Let’s take “Check Yes Juliet,” by We the Kings, as one example.
Check yes Juliet
Are you with me
Rain is falling down on the sidewalk
I won’t go until you come outside
Check yes Juliet kill the limbo
I’ll keep throwing rocks at your window
There’s no turning back for us tonight
Lace up your shoes
Here’s how we do
Run baby run
Don’t ever look back
They’ll tear us apart if you give them the chance
Don’t sell your heart, say we’re not meant to be
Run baby run, forever will be
You and me
Questions my kids asked: Why is he telling her to run? What’s limbo? Why is he throwing rocks? Who is tearing them apart? Why won’t he go?

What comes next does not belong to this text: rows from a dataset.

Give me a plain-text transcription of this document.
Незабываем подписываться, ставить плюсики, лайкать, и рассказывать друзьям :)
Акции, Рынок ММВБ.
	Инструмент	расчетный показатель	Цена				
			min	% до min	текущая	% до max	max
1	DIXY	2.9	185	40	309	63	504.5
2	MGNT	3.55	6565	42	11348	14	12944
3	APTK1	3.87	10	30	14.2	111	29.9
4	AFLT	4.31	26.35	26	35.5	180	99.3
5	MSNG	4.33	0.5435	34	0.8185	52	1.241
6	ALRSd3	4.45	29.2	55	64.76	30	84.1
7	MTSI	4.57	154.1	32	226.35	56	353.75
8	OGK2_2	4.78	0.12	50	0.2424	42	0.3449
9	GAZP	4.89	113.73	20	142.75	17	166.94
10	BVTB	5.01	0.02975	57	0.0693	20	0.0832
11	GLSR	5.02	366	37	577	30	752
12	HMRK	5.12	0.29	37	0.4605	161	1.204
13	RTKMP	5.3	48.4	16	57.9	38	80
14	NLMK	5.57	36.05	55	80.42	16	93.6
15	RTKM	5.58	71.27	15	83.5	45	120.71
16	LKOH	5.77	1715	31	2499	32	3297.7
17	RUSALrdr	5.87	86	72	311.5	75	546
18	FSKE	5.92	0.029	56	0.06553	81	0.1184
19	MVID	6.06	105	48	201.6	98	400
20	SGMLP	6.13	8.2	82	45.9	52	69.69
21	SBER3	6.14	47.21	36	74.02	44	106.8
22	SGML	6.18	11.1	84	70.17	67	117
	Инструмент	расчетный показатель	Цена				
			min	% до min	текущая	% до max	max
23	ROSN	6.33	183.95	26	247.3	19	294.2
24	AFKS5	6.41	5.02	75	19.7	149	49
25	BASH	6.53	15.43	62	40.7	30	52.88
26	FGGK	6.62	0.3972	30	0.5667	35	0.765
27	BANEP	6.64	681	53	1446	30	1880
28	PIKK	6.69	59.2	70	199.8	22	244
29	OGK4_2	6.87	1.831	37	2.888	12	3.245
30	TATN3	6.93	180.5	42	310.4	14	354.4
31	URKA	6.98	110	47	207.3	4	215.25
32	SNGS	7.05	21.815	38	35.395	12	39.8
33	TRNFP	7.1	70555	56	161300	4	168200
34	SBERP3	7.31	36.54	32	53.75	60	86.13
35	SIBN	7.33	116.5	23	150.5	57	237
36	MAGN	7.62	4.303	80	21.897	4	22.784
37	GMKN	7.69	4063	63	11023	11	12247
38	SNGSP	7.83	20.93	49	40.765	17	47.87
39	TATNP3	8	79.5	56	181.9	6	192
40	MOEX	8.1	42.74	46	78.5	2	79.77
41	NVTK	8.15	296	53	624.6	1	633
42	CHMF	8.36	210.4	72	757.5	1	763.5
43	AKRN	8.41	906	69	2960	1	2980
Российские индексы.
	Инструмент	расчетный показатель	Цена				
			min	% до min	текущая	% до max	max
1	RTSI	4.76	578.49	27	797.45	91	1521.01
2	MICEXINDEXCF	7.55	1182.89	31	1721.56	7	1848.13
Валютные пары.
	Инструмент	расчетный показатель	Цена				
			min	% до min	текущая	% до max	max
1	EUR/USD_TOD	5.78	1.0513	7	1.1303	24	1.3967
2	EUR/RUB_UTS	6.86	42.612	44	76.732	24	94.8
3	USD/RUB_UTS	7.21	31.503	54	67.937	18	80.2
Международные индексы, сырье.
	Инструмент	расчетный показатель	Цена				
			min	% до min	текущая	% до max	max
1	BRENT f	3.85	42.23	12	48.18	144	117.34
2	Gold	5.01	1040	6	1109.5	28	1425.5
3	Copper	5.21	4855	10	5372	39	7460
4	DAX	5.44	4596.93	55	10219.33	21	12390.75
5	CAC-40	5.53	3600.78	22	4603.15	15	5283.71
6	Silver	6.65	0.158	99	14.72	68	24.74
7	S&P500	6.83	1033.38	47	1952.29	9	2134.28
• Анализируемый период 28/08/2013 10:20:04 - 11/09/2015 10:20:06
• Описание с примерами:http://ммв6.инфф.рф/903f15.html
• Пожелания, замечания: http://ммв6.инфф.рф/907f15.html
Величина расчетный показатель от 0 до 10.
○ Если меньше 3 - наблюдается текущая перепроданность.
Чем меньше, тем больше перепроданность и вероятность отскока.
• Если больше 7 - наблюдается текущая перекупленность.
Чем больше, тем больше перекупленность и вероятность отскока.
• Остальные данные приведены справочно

Luckily, my kids are familiar with the story of Romeo and Juliet. So I started there. “The song is comparing the love between the singer and the girl he likes to the love of Romeo and Juliet. In both the song and the story, the lovers’ families don’t want them to date, so they run away together.” That’s a start, but then I had to explain the custom/cliche of throwing pebbles at a window to get someone’s attention. I explained limbo, mentioning that it was originally the name of an imaginary place where the ghosts of dead people wait forever without knowing what will happen, so “limbo” these days just means a ton of waiting uncertainly.
That was one song. I’m getting through the three-to-four minute songs in about eight minutes each. But I don’t really mind. It’s all homeschooling, all teaching the kids how the world works. If they get their start in conducting literary textual analysis by talking about Lady Gaga on the way to and from circus class, I will be the last person to object.